Oracle SQL | Random thoughts on block sizes

I heard “Oracle only tests on 8k and doesn’t really test 16k”

I heard someone assert that one reason you should only use 8k block sizes is that, and I quote, “Oracle only tests on 8k and doesn’t really test 16k”. I tried googling that rumour and tracked it back to AskTom. Also as disks and memory get bigger and CPUs get faster it is natural to ask if 8k is now “too small”.

So here are my thoughts:

1. A quick scan of the data layer regression tests showed a very large number running on 16k blocks

2. Oracle typically runs it DW stress tests on 16k blocks

So, clearly, the assertion is untrue but I did spot some areas where 32k testing could be improved. I also added a note to AskTom clarifying testing on 16k.

Does this mean I should look at using 16k blocks for me DW

Whoa, not so fast. Just because table scans typically run slightly faster on 16k blocks and compression algorithms typically get slightly better compression on 16k blocks does not mean your application will see improvements

1. Multiple block sizes mean added work for the DBA

2. Databases do a lot more than just scan tables – e.g. row based writes and reads could perform worse

3. Most apps have low hanging fruit that will give you far better ROI on your time than worrying about block sizes (if you don’t believe me, attend one of Jonathan Lewis’s excellent index talks).

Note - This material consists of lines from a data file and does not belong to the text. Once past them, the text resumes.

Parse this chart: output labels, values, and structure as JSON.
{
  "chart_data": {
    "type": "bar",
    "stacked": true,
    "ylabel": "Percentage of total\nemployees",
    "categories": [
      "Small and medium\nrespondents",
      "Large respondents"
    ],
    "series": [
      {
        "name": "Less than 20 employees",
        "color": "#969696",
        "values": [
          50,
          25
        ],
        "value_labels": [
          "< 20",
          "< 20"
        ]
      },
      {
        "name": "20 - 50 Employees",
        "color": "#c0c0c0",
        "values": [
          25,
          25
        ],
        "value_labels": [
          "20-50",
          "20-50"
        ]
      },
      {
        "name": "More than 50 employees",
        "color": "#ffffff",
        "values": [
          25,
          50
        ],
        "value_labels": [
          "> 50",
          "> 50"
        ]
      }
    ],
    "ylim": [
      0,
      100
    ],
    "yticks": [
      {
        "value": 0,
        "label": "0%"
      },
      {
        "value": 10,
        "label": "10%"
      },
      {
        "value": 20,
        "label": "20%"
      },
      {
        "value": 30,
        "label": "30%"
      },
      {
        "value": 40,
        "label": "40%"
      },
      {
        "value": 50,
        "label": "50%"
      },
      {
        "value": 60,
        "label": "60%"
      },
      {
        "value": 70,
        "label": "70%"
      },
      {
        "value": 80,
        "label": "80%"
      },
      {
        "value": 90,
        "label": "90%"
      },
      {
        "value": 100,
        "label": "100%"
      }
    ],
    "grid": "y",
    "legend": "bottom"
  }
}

Most applications run fine on 8k because it is a good trade off between different access paths and, in general, 8k is still the right choice for most applications.

What about ‘N’ row pieces

In general Oracle’s block layout tries to ensure row pieces are split on column boundaries but in the case of very wide columns we will split in the middle of a column if too much space would be wasted by aligning with column boundaries. When a column is split in the middle it creates what is known as an ‘N’ row piece.

Rows are split by default at 255 column boundaries assuming the row piece fits in the block If you have a table with very wide rows or some very wide inline columns, smaller block sizes will result both in rows being split more often and in columns being split in the middle. At a minimum the number of block gets to retrieve a single row will likely increase. This is one case to consider where a 16k block size may be worth investigating.

The curious case of 70X compression

We had case of a customer legitimately point out that ZLIB would give much better than 70X compression on his very repetitive data but COMPRESS FOR QUERY HIGH was stuck at 70X. And, as it turns out, this is a factor of block size.

Hybrid Columnar Compression (HCC) takes up to 8 MB of raw data and compresses it down to one CU (Compression Unit) subject to row limits depending on compression type. For example COMPRESS FOR ARCHIVE LOW (which is also ZLIB) is limited to 8,000 rows in a CU. But there is another limit which you may deduce from block dumps which is that HCC will only allow one head piece row per block because HCC rowids are the RDBA of the head piece plus the row offset into the CU. So if you have incredibly compressible data where 8,000 rows compress down to less 16k moving to a larger block size can be bad news because you will end up with wasted space at the end of each block.

Summary

There are typically better things to spend time on than worrying about block size but if you wish to run your DW on 16k blocks they are thoroughly tested just like 8k blocks are.